Une prostituee rencontre un riche fils d’un milliardaire mafieux russe . Les dialogues sont. Absents , l’histoire du fils qui boue et fume en dilapidant l’argent est insipide et cousue de fil blanc et le film très voyeur dit fuck pendant deux heures comme titane la gauche disant intellectuelle décerne des palmes d’or aux plus mauvais films à fuir
Une fable romantique avec un côté déjanté des frères Cohen, le côté sexy de Paul Verhoeven, la mise en scène d'un Scorcese, pour un retour aux sources d'une comédie américaine indépendante. Le casting est juste et parfait, 5 oscars et Palme d'or à Cannes amplement mérités.
Cette palme est absurde, incompréhensible, incroyable. Le film n’a pas une seule qualité, le scénario est nul, l’acting nul, les dialogues nuls au point qu’on dirait de l’improvisation amateur, le cadrage nul, la photo nulle. Cannes a souvent récompensé des daubes prétentieuses mais ici ce n’est même pas prétentieux, c’est juste … rien. Le vide intersidéral, le degré zéro du cinéma
Ce film de Sean Baker raconte comment Anora, une strip-teaseuse, rencontre Vanya, fils d'un oligarque russe, et finit par se marier avec lui après une semaine de fête. La première partie suit ainsi les étapes attendues - sexe, drogues, alcool, virée à Las Vegas - jusqu'au mariage, donc, élément déclencheur qui fait entrer dans l'histoire les hommes de main des parents de Vanya, dont l'objectif est de faire annuler l'union entre les deux jeunes protagonistes. Si la première partie est largement prévisible et n'a finalement pas grand chose à offrir sur une thématique vue cent fois au cinéma - les excès des ultra-riches ont déjà été dénoncé à de multiples reprises - la deuxième partie désarçonne quant à elle beaucoup plus, notamment par son ton de comédie caustique particulièrement inhabituel dans le cinéma américain oscarisé.

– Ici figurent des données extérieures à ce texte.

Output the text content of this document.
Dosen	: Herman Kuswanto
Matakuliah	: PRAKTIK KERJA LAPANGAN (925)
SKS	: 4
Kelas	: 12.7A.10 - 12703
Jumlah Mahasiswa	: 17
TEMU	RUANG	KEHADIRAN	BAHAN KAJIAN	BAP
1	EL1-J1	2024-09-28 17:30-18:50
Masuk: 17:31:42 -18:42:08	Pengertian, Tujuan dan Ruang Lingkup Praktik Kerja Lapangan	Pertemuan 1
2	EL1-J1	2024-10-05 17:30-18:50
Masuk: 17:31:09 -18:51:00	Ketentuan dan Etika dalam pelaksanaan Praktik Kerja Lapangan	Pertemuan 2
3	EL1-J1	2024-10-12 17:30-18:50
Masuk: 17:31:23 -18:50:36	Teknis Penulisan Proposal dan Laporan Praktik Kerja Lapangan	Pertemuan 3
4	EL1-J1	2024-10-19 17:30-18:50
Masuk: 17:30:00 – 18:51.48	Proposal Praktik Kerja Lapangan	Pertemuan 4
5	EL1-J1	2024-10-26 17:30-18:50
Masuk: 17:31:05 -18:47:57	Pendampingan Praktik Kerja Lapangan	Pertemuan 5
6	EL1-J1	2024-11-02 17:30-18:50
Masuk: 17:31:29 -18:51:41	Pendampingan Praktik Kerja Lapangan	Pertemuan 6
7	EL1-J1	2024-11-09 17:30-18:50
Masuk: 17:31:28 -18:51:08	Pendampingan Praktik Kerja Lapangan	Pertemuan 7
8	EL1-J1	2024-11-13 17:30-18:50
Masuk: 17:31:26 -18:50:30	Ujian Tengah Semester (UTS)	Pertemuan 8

Il y a quelques passages effectivement drôles dans cette chasse à l'homme menée par trois hommes de main malhabiles et un peu idiots, mais ce qui ressort surtout, c'est un malaise et un épuisement devant une telle débauche de bêtise, de vulgarité et d'hystérie - quelque chose de similaire à ce que les frères Safdie avaient fait dans Uncut Gems. Par conséquent, on ne peut pas dire que le visionnage d'Anora soit une expérience particulièrement plaisante, mais l'idée qui finit par se dessiner - tardivement - justifie à elle seule les nombreux passages pénibles et bruyants qui émaillent cette deuxième partie. C'est dans la douleur qu'Anora finit en effet par réussir son "coming of age" devant nos yeux de spectateurs éreintés, découvrant qu'elle n'est pas uniquement un objet de désir et que les relations humaines ne sont pas toutes vouées à être exclusivement transactionnelles. Ainsi, à force de creuser l'effroyable superficialité de ses personnages, et malgré ses problèmes de rythme, Anora réussit à atteindre une vraie profondeur, et à dire quelque chose de puissant sur le monde tel qu'il est aujourd'hui ; sur cette emprise de l'argent dans tous les domaines de la vie et en particulier la sexualité ; et sur cette façon qu'ont les riches d'utiliser les pauvres, et les pauvres de devoir accepter les règles du jeu qui leur sont imposées.